12. Asking for help. Young athletes learn how to ask for help from their coach and their teammates.

13. Coping with jealousy. Inevitably, another child will learn a skill more quickly, run a race faster or be chosen to lead the line for the day, and your preschooler will not like it. Sports class gives a preschool aged child an opportunity to cope with those yucky feelings and express them appropriately laying the roots for the development of good sportsmanship.

14. Character. A well-executed sports program stresses the importance of doing the right thing, even when the coach isn't looking. Preschool gymnasts begin developing this important skill in class.

15. Resilience. A 4-year-old falling down and getting back up while trying to master a cartwheel or who misses baskets over and over, but tries again all while maintaining a "I can do it" attitude is learning resilience and the capacity to recover quickly from difficulties.

16. Grit.

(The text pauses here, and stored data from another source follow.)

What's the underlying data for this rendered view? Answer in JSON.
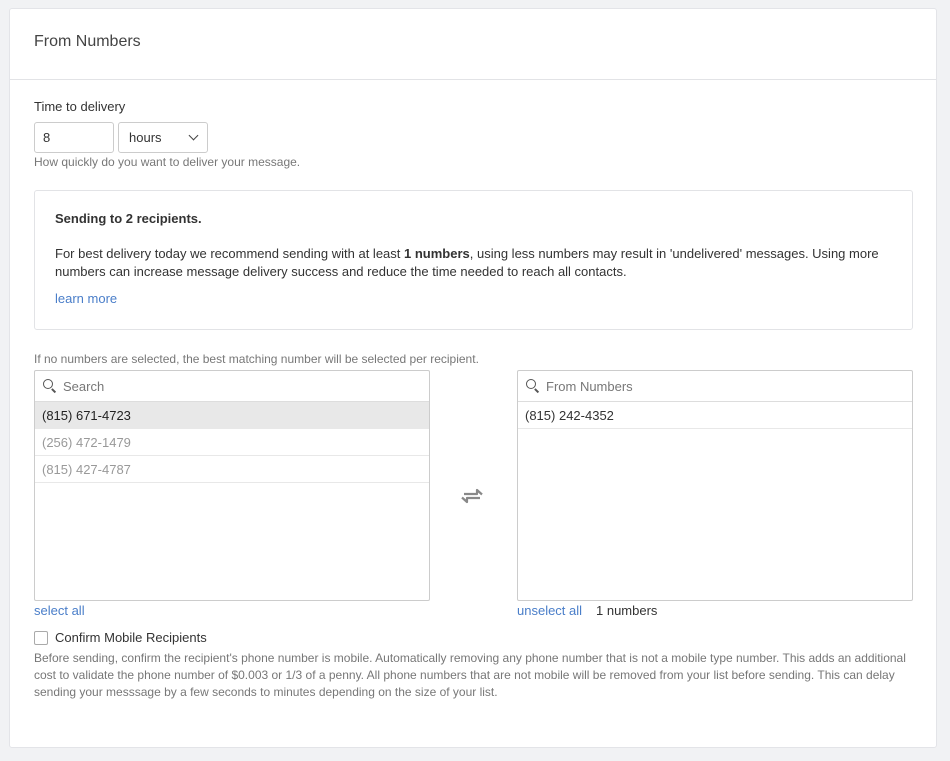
{
  "header": {
    "title": "From Numbers"
  },
  "delivery": {
    "label": "Time to delivery",
    "value": "8",
    "unit": "hours",
    "help": "How quickly do you want to deliver your message."
  },
  "info": {
    "title": "Sending to 2 recipients.",
    "text_before": "For best delivery today we recommend sending with at least ",
    "text_bold": "1 numbers",
    "text_after": ", using less numbers may result in 'undelivered' messages. Using more numbers can increase message delivery success and reduce the time needed to reach all contacts.",
    "learn_more": "learn more"
  },
  "note": "If no numbers are selected, the best matching number will be selected per recipient.",
  "available": {
    "search_placeholder": "Search",
    "items": [
      "(815) 671-4723",
      "(256) 472-1479",
      "(815) 427-4787"
    ],
    "select_all": "select all"
  },
  "selected": {
    "search_placeholder": "From Numbers",
    "items": [
      "(815) 242-4352"
    ],
    "unselect_all": "unselect all",
    "count": "1 numbers"
  },
  "confirm": {
    "label": "Confirm Mobile Recipients",
    "checked": false,
    "help": "Before sending, confirm the recipient's phone number is mobile. Automatically removing any phone number that is not a mobile type number. This adds an additional cost to validate the phone number of $0.003 or 1/3 of a penny. All phone numbers that are not mobile will be removed from your list before sending. This can delay sending your messsage by a few seconds to minutes depending on the size of your list."
  },
  "colors": {
    "link": "#4a7ec9",
    "selected_row": "#e8e8e8",
    "muted_text": "#999999"
  }
}
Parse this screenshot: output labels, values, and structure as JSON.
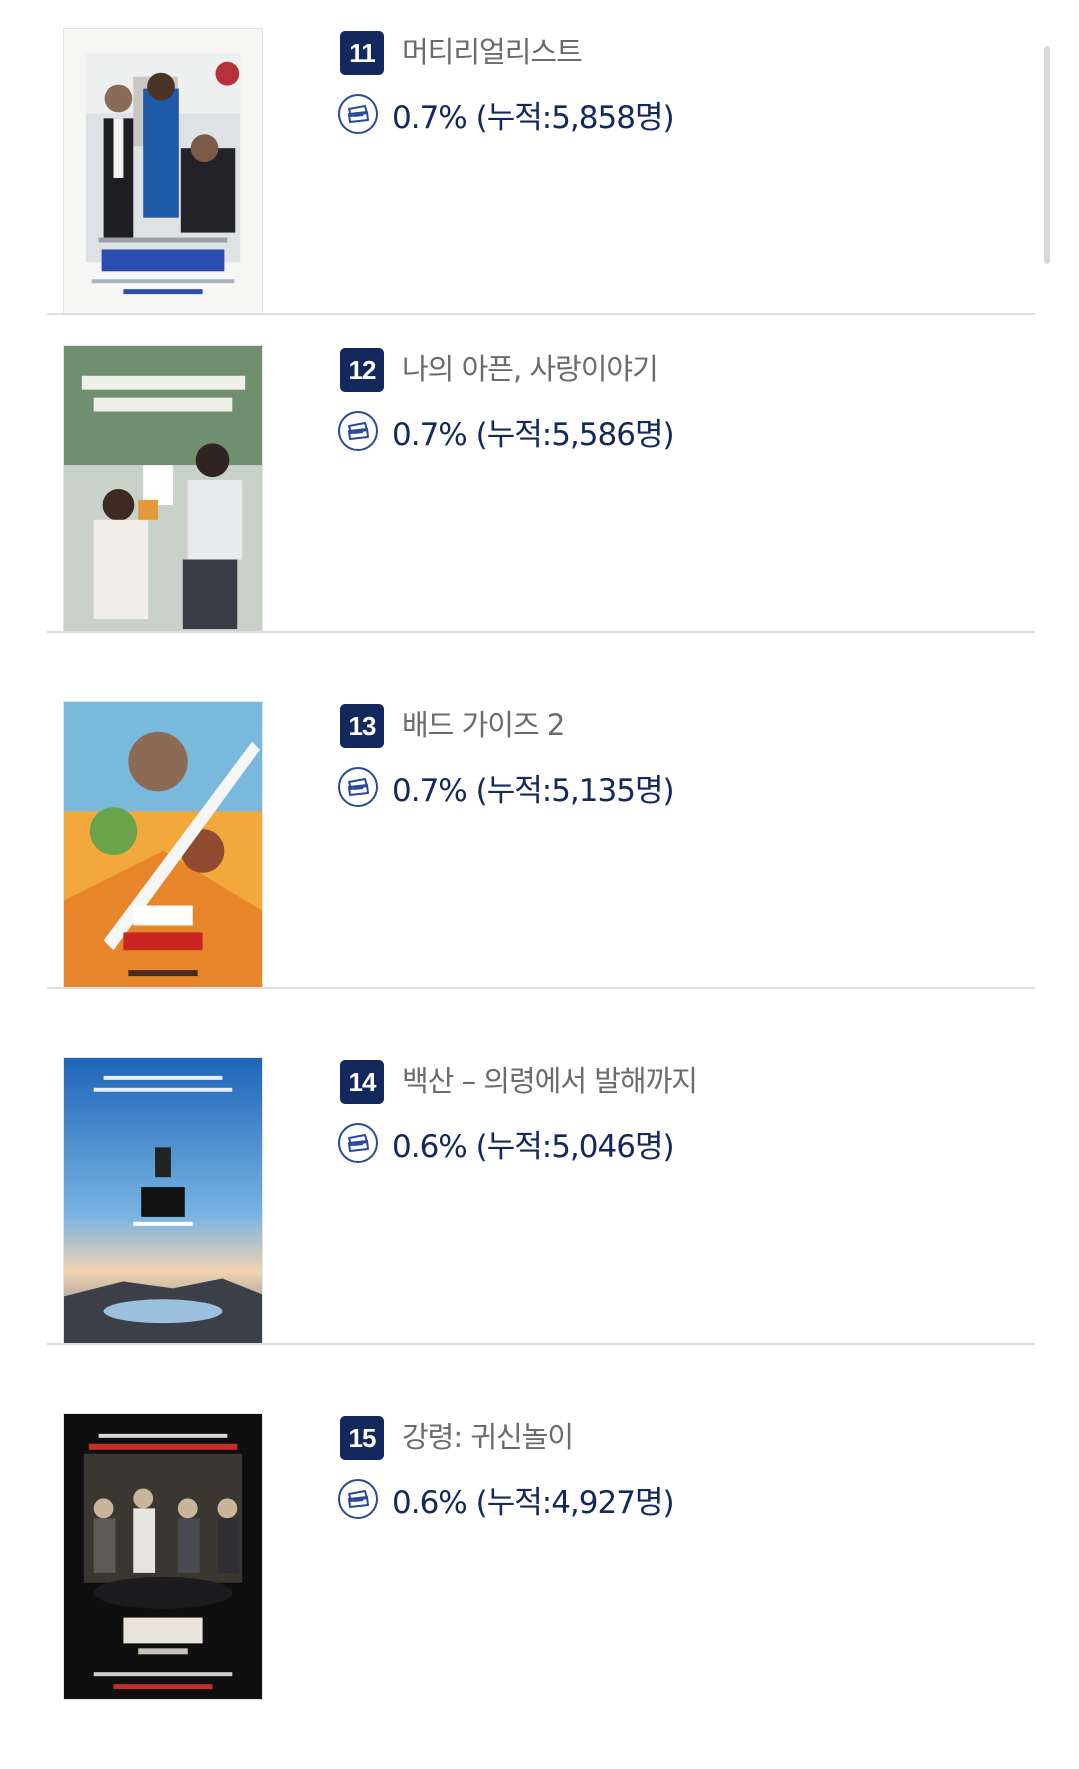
{
  "movies": [
    {
      "rank": "11",
      "title": "머티리얼리스트",
      "share": "0.7%",
      "cumulative": "(누적:5,858명)",
      "poster": "poster-materialists"
    },
    {
      "rank": "12",
      "title": "나의 아픈, 사랑이야기",
      "share": "0.7%",
      "cumulative": "(누적:5,586명)",
      "poster": "poster-love-story"
    },
    {
      "rank": "13",
      "title": "배드 가이즈 2",
      "share": "0.7%",
      "cumulative": "(누적:5,135명)",
      "poster": "poster-bad-guys-2"
    },
    {
      "rank": "14",
      "title": "백산 – 의령에서 발해까지",
      "share": "0.6%",
      "cumulative": "(누적:5,046명)",
      "poster": "poster-baeksan"
    },
    {
      "rank": "15",
      "title": "강령: 귀신놀이",
      "share": "0.6%",
      "cumulative": "(누적:4,927명)",
      "poster": "poster-ghost-game"
    }
  ],
  "icons": {
    "ticket": "ticket-icon"
  },
  "colors": {
    "rank_badge": "#13285c",
    "stat_text": "#13285c",
    "title_text": "#6b6b6b",
    "divider": "#dedede"
  }
}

When one learns to keep trying in order to achieve a goal, it is called grit. Educators around the nation understand the relationship between achievement and grit. Watching that same resilient 4-year-old persist at learning a cartwheel or shooting the ball is laying the groundwork for a child who possesses grit.

17. The value of effort. Sports are not easy. However, if children try hard, they will see progress. Therefore, they will begin to understand the relationship between effort and success and are well on their way to fostering a growth mindset.

18. Ambition. Setting lofty goals and believing that you have the capacity to reach them is the core of what it means to ambitious. Watching older kids fly around the gym or across the field, pool court or rink and thinking that someday, if you work hard, that you can do that too, is the beginning of ambition.

19. Courage. Sports can be scary and sometime they require us to do things we would rather not. It is when we face something that pushes us out of our comfort zone that we have the opportunity to develop courage. Courage is not only being brave when we fear something, but it is also a trait we can call upon when we have to do something that we do not wish to do, like chores or homework, all things that preschooler will be learning to cope with in the not-too-distant future.

20. Self-confidence. Is it any wonder that a child who develops all of these traits also develops self-confidence? Self-confidence is, simply put, your belief in yourself. If you are able to do class on your own, following the rules and directions, getting along with your peers, understanding that you are an able learner and that failing is OK because you are ambitious and have courage, is it any surprise that you are self-confident?

So, while I hope all of the Johnnys and Janies enrolled in preschool sports programs learn great basic skills and have a lot of fun doing so, in the last analysis, these 20 traits will serve them well no matter where their athletic careers go.